Un’attitudine ben espressa dal suo ultimo singolo tratto dal suo tredicesimo e nuovo album, Dare, (in cui incrocia la sua ugola con quelle dei ragazzi de Il Volo): Cantaloupe Island, remake di un brano leggendario scritto dal pianista di Chicago, Herbie Hancock. Tira dritto per la sua strada Biondi, consapevole di vivere in un’era della musica dove tutto passa in un attimo: «Carriere lampo, fatte di canzoni che durano un mese, scritte da artisti che sfornano un pezzo alla settimana» sottolinea. «Avere il proprio repertorio in digitale per lo streaming non è conveniente dal punto di vista economico. Lo vedo dai resoconti. Ma questo è il tempo in cui viviamo, non si vendono più copie fisiche e i parametri del successo sono radicalmente cambiati. Oggi dà, o dovrebbe dare soddisfazione, sapere di essere il terzo o quarto artista siciliano più cliccato al mondo sulle piattaforme streaming» spiega.
Parla senza filtri, seduto a casa con alle spalle una collezione di immagini appese che raccontano una vita intera. La sua. Ricorda: «Lo scatto con il più grande produttore musicale vivente, Quincy Jones, immortala il momento in cui, orgogliosissimo, mi mostra un anello regalatogli da Frank Sinatra. Poi c’è la foto con George Benson, uno dei chitarristi più raffinati e geniali di sempre. Ero in camera in albergo a Roma quando il concierge mi chiamò per dire che Benson, seduto al bar dell’hotel che ascoltava il mio disco, voleva assolutamente incontrarmi. Passammo la notte scolando Rémy Martin. Una sbronza epocale, di quelle che non si dimenticano».
Accanto alle immagini incorniciate con le star (inclusi Renato Zero e Pino Daniele), quelle con la prole: nove figli immortalati tutti insieme e poi singolarmente. «Nove avuti da quattro compagne diverse… Il maggiore ha 23 anni e potrebbe essere tranquillamente il padre della minore che ha appena quattro mesi e si chiama Mariaetna in omaggio alle mie origini catanesi. Fatta eccezione per una figlia che vive a Padova con la madre, tutti gli altri abitano con me o non lontano da casa mia. Quello di 23 anni si è trasferito, da una manciata di giorni, proprio di fronte alla mia abitazione. Convive con una ragazza che aveva già un bambino, quindi sono anche nonno “on demand”. L’altro giorno ho preso in braccio quel cucciolotto dolcissimo… Una meraviglia» rievoca commosso.

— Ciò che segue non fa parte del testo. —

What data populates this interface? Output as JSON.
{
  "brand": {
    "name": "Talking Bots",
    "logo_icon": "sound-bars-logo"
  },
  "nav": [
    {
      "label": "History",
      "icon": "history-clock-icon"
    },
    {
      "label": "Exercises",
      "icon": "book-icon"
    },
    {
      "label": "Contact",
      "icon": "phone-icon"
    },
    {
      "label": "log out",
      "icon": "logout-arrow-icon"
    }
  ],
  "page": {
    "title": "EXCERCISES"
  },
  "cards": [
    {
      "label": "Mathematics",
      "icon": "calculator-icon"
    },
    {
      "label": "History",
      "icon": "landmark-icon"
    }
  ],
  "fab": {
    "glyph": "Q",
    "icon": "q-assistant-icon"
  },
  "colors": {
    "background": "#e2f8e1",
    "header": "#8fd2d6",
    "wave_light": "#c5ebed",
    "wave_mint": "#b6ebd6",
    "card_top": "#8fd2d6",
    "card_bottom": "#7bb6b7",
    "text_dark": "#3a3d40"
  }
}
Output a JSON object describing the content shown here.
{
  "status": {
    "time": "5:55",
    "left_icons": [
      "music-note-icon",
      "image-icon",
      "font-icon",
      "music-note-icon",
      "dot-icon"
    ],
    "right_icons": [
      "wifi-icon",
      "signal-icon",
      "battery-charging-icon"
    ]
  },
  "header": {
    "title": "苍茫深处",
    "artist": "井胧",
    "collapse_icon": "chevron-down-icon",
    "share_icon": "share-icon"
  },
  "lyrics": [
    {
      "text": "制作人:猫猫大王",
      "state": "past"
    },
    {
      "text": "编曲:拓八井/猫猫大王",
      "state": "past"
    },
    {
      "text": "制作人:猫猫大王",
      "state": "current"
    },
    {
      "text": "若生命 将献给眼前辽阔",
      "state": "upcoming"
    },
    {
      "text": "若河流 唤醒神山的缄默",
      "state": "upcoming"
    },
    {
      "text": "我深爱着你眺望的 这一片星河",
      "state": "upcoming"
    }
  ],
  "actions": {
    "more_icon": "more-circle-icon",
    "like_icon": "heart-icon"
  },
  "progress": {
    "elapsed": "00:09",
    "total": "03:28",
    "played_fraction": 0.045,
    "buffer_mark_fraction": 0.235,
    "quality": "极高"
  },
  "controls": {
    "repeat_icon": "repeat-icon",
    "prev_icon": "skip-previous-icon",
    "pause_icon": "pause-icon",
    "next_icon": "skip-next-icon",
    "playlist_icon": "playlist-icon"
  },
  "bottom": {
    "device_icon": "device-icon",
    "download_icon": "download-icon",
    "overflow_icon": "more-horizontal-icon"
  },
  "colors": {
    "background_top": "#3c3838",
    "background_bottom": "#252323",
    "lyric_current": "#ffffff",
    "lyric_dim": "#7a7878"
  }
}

«La mia scelta è sempre stata seguire i ragazzi da vicino, accompagnarli a scuola, andarli a prendere e condividere con le madri tutte le scelte della loro vita. Certo, quando sono in tour e torno alle quattro del mattino non è una passeggiata alzarsi alle sei e mezza… Costa fatica, ma non importa. Una figlia lavora come modella a Firenze e viaggia in continuazione, ma in questo momento la mia attenzione è rivolta a due dei maschi, un dodicenne e un tredicenne che combinano un casino dietro l’altro. Tutti i giorni. Quando prestai la voce al brigante Uncino per Rapunzel – L’intreccio della torre, il bestseller della Disney, le due pesti che allora andavano all’asilo mi dissero: “Non ci piace che tu faccia il duro nei cartoni animati perché sei un papà buono. Abbiamo dovuto spiegare ai nostri compagni che tu non sei cattivo, ma che per lavoro ti disegnano così…”».